A gathering of Chassidim – a Chassidic farbrengen – is a healing balm, a literal life saver, bringing unimaginable benefit. We have seen time and again how every Chassidic word penetrates to the innermost parts of the mind and heart, how every note of a Chassidic melody awakens the heart, brings it closer to goodness and cleaves it to the truth. But the healing medicines of a farbrengen come with a prick, that is, in a tone of rebuke. Therefore, great care must be taken that the instrument for penetrating the being of another be perfectly clean, and the “stab” be cleansed and sterilized of any taint of antagonism or self-interest.

Parshas Kidoshim (the second of this week’s double portion – the first being Acharei Mos) discusses some of the most basic standards of social co-existence – rules of common decency. “You shall not sand by idly while your brother’s blood is being shed . . . you shall not hate your brother in your heart . . . you shall not take revenge” (Leviticus 19: 16-18).

Our Sedra also commands us to reprove our fellow Jew – something that seemingly does not tend to foster the best of friendships and make for the most loving neighbors. Still the Torah’s idea of healthy coexistence obviously does not include the notion of “live and let live.”

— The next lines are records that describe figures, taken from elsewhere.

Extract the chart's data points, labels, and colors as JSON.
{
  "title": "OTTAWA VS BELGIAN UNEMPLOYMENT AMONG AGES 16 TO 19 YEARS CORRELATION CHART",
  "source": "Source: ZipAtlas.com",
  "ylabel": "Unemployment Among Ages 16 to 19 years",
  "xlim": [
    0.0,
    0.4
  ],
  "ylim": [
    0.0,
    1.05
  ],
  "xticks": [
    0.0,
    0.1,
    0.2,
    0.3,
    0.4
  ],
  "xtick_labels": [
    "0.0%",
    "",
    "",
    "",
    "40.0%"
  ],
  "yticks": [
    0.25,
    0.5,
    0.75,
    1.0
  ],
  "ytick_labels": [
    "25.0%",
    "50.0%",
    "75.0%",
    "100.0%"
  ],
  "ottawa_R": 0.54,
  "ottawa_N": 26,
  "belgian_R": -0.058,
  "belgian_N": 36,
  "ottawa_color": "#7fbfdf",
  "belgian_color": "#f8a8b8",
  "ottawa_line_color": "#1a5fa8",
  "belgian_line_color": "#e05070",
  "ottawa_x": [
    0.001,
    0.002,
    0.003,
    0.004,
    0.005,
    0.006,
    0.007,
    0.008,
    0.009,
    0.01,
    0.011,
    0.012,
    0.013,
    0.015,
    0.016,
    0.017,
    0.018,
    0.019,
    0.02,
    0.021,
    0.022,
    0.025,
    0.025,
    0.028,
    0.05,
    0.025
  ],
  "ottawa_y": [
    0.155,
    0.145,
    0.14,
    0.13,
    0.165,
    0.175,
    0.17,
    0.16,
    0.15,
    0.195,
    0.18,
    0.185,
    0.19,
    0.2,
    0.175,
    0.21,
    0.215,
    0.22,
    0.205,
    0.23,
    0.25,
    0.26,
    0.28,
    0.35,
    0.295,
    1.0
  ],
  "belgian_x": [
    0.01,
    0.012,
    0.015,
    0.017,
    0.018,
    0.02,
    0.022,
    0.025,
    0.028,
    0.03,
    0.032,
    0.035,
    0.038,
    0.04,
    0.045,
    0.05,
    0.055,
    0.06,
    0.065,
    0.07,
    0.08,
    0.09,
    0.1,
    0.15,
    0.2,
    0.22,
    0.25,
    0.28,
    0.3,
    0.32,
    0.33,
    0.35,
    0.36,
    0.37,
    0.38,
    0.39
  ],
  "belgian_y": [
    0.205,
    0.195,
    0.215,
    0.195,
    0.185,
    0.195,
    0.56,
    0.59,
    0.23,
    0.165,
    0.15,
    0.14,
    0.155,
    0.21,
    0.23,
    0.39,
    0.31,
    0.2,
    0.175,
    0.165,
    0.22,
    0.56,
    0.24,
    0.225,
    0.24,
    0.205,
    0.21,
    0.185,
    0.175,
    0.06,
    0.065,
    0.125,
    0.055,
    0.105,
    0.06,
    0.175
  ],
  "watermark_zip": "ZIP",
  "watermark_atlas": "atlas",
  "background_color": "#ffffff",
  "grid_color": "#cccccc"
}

In fact, the Mitzvah of reproof is juxtaposed to the warning not to stand by as your brother’s blood is spilled. Judaism, it appears, equates the spiritual distress of another human being with his physical distress. Just as one may not stand by while a fire endangers the life of a human being, so too he may not look on idly when a fellow Jew is in spiritual distress.

The above not withstanding the Torah dictates how one is to go about reproving his fellow. “You shall not hate your brother . . . Reprove you shall reprove him, and do not bear a sin upon him.” What does it mean “and do not bear a sin upon him?” The simple interpretation is that you shall not sin while admonishing him by embarrassing him publicly (see Rashi). The phraseology “do not bear a sin ‘upon him’”, however, seems to beg for a deeper interpretation.

Perhaps the meaning of “do not bear a sin upon him,” is referring to our frame of mind. We should not categorize the person as sinful. When reproving another person the Torah enjoins us to elevate him instead of merely thrusting the burden of his sin upon him – to see him for his true essence – his Nishamah, and help him to discover it as well.